What’s up, you ask? I’m just giving you my final idea for the KINO10 ident, that’s what! I have a mobile planned out and a very basic prototype of it made out of card and acetate.

Here’s the problem with showing you that stuff, though: no camera with usable lead, limited scanner access, and being pressed for time as I’m currently running a little late for a life drawing appointment. Presumably you’ll get the sketchbook scans and some neat little photographs in due time, but right now those are unavailable and inexistent and not going to be existent for a while. That’s okay, though.

However, with the one scan I was able to set up, I managed to make myself one very neat little animatic using After Effects to move around some drawing pieces cut out in Photoshop. This is the animatic I’m going with. There’s a rough storyboard in the sketchbook that’s structured a little like a comic page too, used for reference when making this.

It’s not too fancy, but hey – it’ll involve me building a sturdier mobile that should actually hang on its own, finding a clear space to film it as steadily as I can, then using stop motion to form the address. I’ve not got too much time to do all of this, so hopefully this will work out. Let’s consider I still have a goddamn essay to do on a subject I still don’t entirely understand on one of four projects that I’m trying to work on all at once, and this all becomes much better-feeling.

Maybe.

Business of Animation – …Updates?

…Yeah. There’s a thing, isn’t there.

I haven’t used this blog in actual weeks.

I’m pretty sure that actually has something to do with concentration, but I’m also much more convinced that it has something to do with not bothering either. I know I’m not very good at catching up with this stuff.
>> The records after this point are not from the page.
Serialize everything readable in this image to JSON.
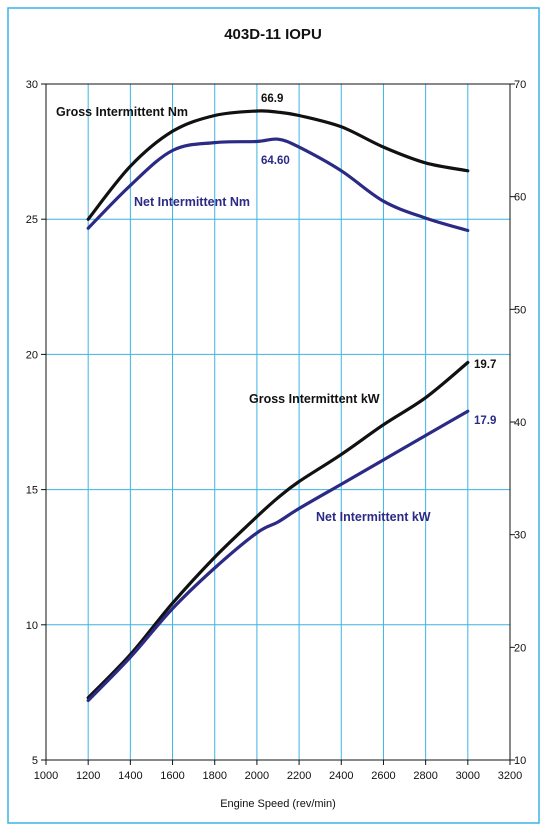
{
  "chart_data": {
    "type": "line",
    "title": "403D-11 IOPU",
    "xlabel": "Engine Speed (rev/min)",
    "ylabel": "",
    "y2label": "",
    "xlim": [
      1000,
      3200
    ],
    "ylim": [
      5,
      30
    ],
    "y2lim": [
      10,
      70
    ],
    "x_ticks": [
      "1000",
      "1200",
      "1400",
      "1600",
      "1800",
      "2000",
      "2200",
      "2400",
      "2600",
      "2800",
      "3000",
      "3200"
    ],
    "y_ticks": [
      "5",
      "10",
      "15",
      "20",
      "25",
      "30"
    ],
    "y2_ticks": [
      "10",
      "20",
      "30",
      "40",
      "50",
      "60",
      "70"
    ],
    "grid": true,
    "colors": {
      "grid": "#3cb4e6",
      "frame": "#3cb4e6",
      "gross": "#111111",
      "net": "#2b2a85"
    },
    "series": [
      {
        "name": "Gross Intermittent Nm",
        "axis": "right",
        "color": "#111111",
        "x": [
          1200,
          1400,
          1600,
          1800,
          2000,
          2100,
          2200,
          2400,
          2600,
          2800,
          3000
        ],
        "y": [
          58.0,
          62.7,
          65.8,
          67.2,
          67.6,
          67.5,
          67.2,
          66.2,
          64.4,
          63.0,
          62.3
        ]
      },
      {
        "name": "Net Intermittent Nm",
        "axis": "right",
        "color": "#2b2a85",
        "x": [
          1200,
          1400,
          1600,
          1800,
          2000,
          2100,
          2200,
          2400,
          2600,
          2800,
          3000
        ],
        "y": [
          57.2,
          61.0,
          64.1,
          64.8,
          64.9,
          65.1,
          64.4,
          62.3,
          59.6,
          58.1,
          57.0
        ]
      },
      {
        "name": "Gross Intermittent kW",
        "axis": "left",
        "color": "#111111",
        "x": [
          1200,
          1400,
          1600,
          1800,
          2000,
          2100,
          2200,
          2400,
          2600,
          2800,
          3000
        ],
        "y": [
          7.3,
          8.9,
          10.8,
          12.5,
          14.0,
          14.7,
          15.3,
          16.3,
          17.4,
          18.4,
          19.7
        ]
      },
      {
        "name": "Net Intermittent kW",
        "axis": "left",
        "color": "#2b2a85",
        "x": [
          1200,
          1400,
          1600,
          1800,
          2000,
          2100,
          2200,
          2400,
          2600,
          2800,
          3000
        ],
        "y": [
          7.2,
          8.8,
          10.6,
          12.1,
          13.4,
          13.8,
          14.3,
          15.2,
          16.1,
          17.0,
          17.9
        ]
      }
    ],
    "annotations": [
      {
        "text": "66.9",
        "color": "#111111"
      },
      {
        "text": "64.60",
        "color": "#2b2a85"
      },
      {
        "text": "19.7",
        "color": "#111111"
      },
      {
        "text": "17.9",
        "color": "#2b2a85"
      }
    ]
  }
}
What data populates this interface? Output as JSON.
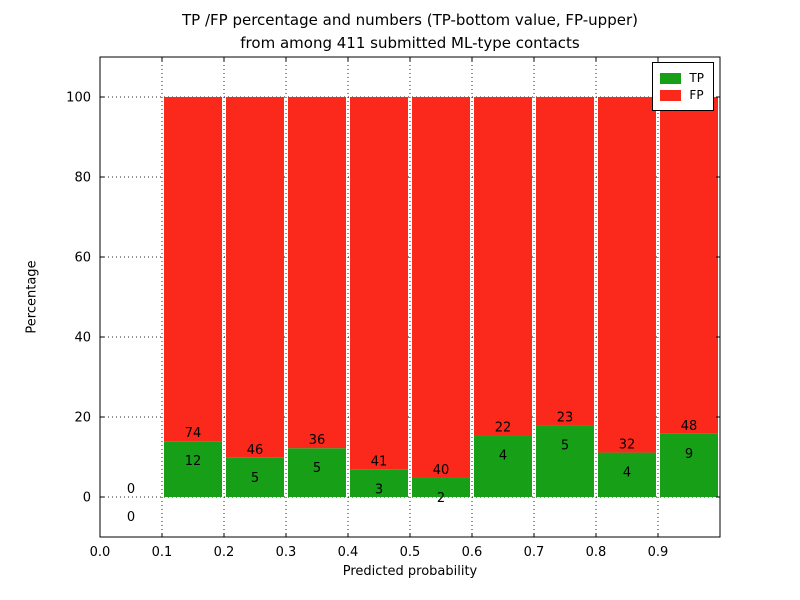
{
  "chart_data": {
    "type": "bar",
    "stacked": true,
    "title": "TP /FP percentage and numbers (TP-bottom value, FP-upper)",
    "subtitle": "from among 411 submitted ML-type contacts",
    "xlabel": "Predicted probability",
    "ylabel": "Percentage",
    "total_contacts": 411,
    "xlim": [
      0.0,
      1.0
    ],
    "ylim": [
      -10,
      110
    ],
    "xticks": [
      0.0,
      0.1,
      0.2,
      0.3,
      0.4,
      0.5,
      0.6,
      0.7,
      0.8,
      0.9
    ],
    "yticks": [
      0,
      20,
      40,
      60,
      80,
      100
    ],
    "grid": true,
    "legend_position": "upper right",
    "legend": [
      {
        "label": "TP",
        "color": "#17a017"
      },
      {
        "label": "FP",
        "color": "#fa291c"
      }
    ],
    "bins": [
      {
        "range": [
          0.0,
          0.1
        ],
        "tp": 0,
        "fp": 0,
        "tp_pct": 0
      },
      {
        "range": [
          0.1,
          0.2
        ],
        "tp": 12,
        "fp": 74,
        "tp_pct": 13.95
      },
      {
        "range": [
          0.2,
          0.3
        ],
        "tp": 5,
        "fp": 46,
        "tp_pct": 9.8
      },
      {
        "range": [
          0.3,
          0.4
        ],
        "tp": 5,
        "fp": 36,
        "tp_pct": 12.2
      },
      {
        "range": [
          0.4,
          0.5
        ],
        "tp": 3,
        "fp": 41,
        "tp_pct": 6.82
      },
      {
        "range": [
          0.5,
          0.6
        ],
        "tp": 2,
        "fp": 40,
        "tp_pct": 4.76
      },
      {
        "range": [
          0.6,
          0.7
        ],
        "tp": 4,
        "fp": 22,
        "tp_pct": 15.38
      },
      {
        "range": [
          0.7,
          0.8
        ],
        "tp": 5,
        "fp": 23,
        "tp_pct": 17.86
      },
      {
        "range": [
          0.8,
          0.9
        ],
        "tp": 4,
        "fp": 32,
        "tp_pct": 11.11
      },
      {
        "range": [
          0.9,
          1.0
        ],
        "tp": 9,
        "fp": 48,
        "tp_pct": 15.79
      }
    ]
  }
}
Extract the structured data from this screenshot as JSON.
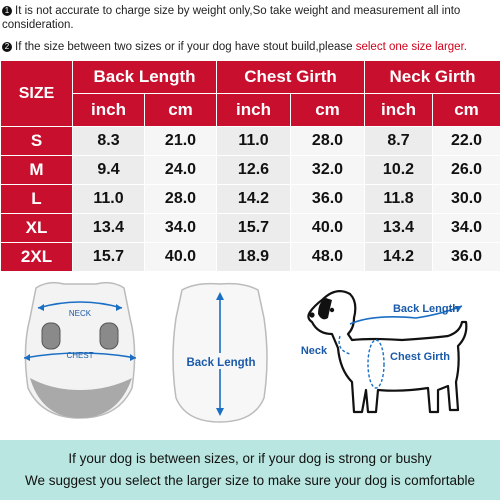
{
  "notes": [
    {
      "marker": "1",
      "text": "It is not accurate to charge size by weight only,So take weight and measurement all into consideration."
    },
    {
      "marker": "2",
      "text": "If the size between two sizes or if your dog have stout build,please ",
      "highlight": "select one size larger."
    }
  ],
  "table": {
    "corner": "SIZE",
    "groups": [
      "Back Length",
      "Chest Girth",
      "Neck Girth"
    ],
    "units": [
      "inch",
      "cm",
      "inch",
      "cm",
      "inch",
      "cm"
    ],
    "rows": [
      {
        "size": "S",
        "values": [
          "8.3",
          "21.0",
          "11.0",
          "28.0",
          "8.7",
          "22.0"
        ]
      },
      {
        "size": "M",
        "values": [
          "9.4",
          "24.0",
          "12.6",
          "32.0",
          "10.2",
          "26.0"
        ]
      },
      {
        "size": "L",
        "values": [
          "11.0",
          "28.0",
          "14.2",
          "36.0",
          "11.8",
          "30.0"
        ]
      },
      {
        "size": "XL",
        "values": [
          "13.4",
          "34.0",
          "15.7",
          "40.0",
          "13.4",
          "34.0"
        ]
      },
      {
        "size": "2XL",
        "values": [
          "15.7",
          "40.0",
          "18.9",
          "48.0",
          "14.2",
          "36.0"
        ]
      }
    ]
  },
  "illustration": {
    "front": {
      "neck": "NECK",
      "chest": "CHEST"
    },
    "back": {
      "label": "Back Length"
    },
    "dog": {
      "back": "Back Length",
      "neck": "Neck",
      "chest": "Chest Girth"
    },
    "colors": {
      "arrow": "#1a6fc4",
      "label": "#1a5aa8"
    }
  },
  "banner": {
    "line1": "If your dog is between sizes, or if your dog is strong or bushy",
    "line2": "We suggest you select the larger size to make sure  your dog is comfortable"
  }
}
Luckily, the sketchbook has a lot of development info this time around, and the PC stuff can be gotten on with better and explained here on a blog where it’s easier to put it.

Let’s at least talk about today and firefly construction in Maya.

Yeah, we stuck with the fireflies, though they’re more conceptual and iconic right now. It’s not just been concentrating on work or not bothering to blog, I guess it’s also been a derth of genuine updates too – at least on this group project.

Welp, here’s some screencaps of the third attempt at constructing this thing:

an attemptanother attempt

The first image shows just the ball’s material with a Glow Intensity of 0.820; the second adds a Glow Intensity of 0.023 to the triangles’ material, which makes it visually clearer, at least.

The triangles are aim constrainted to the ball and the entire thing has two locators – one at the end to follow motion paths that is parented above the entire thing, and one that holds all the triangles together and could probably be used to give them a secondary animation. At the moment, though, that’s not what I’m bothered about, because just making sure that the Motion Path clicked together was a mess for me on its own.

This is not my strong suit. I took on a lot of not-strong-suits lately.

Oh well, behold, movement!

And if you’re bored, I’m getting Nostalgia Critic rips in the related videos.

Yeah, this is playing extremely slow, mostly to check that it’s playing okay. It is, so that’s done with.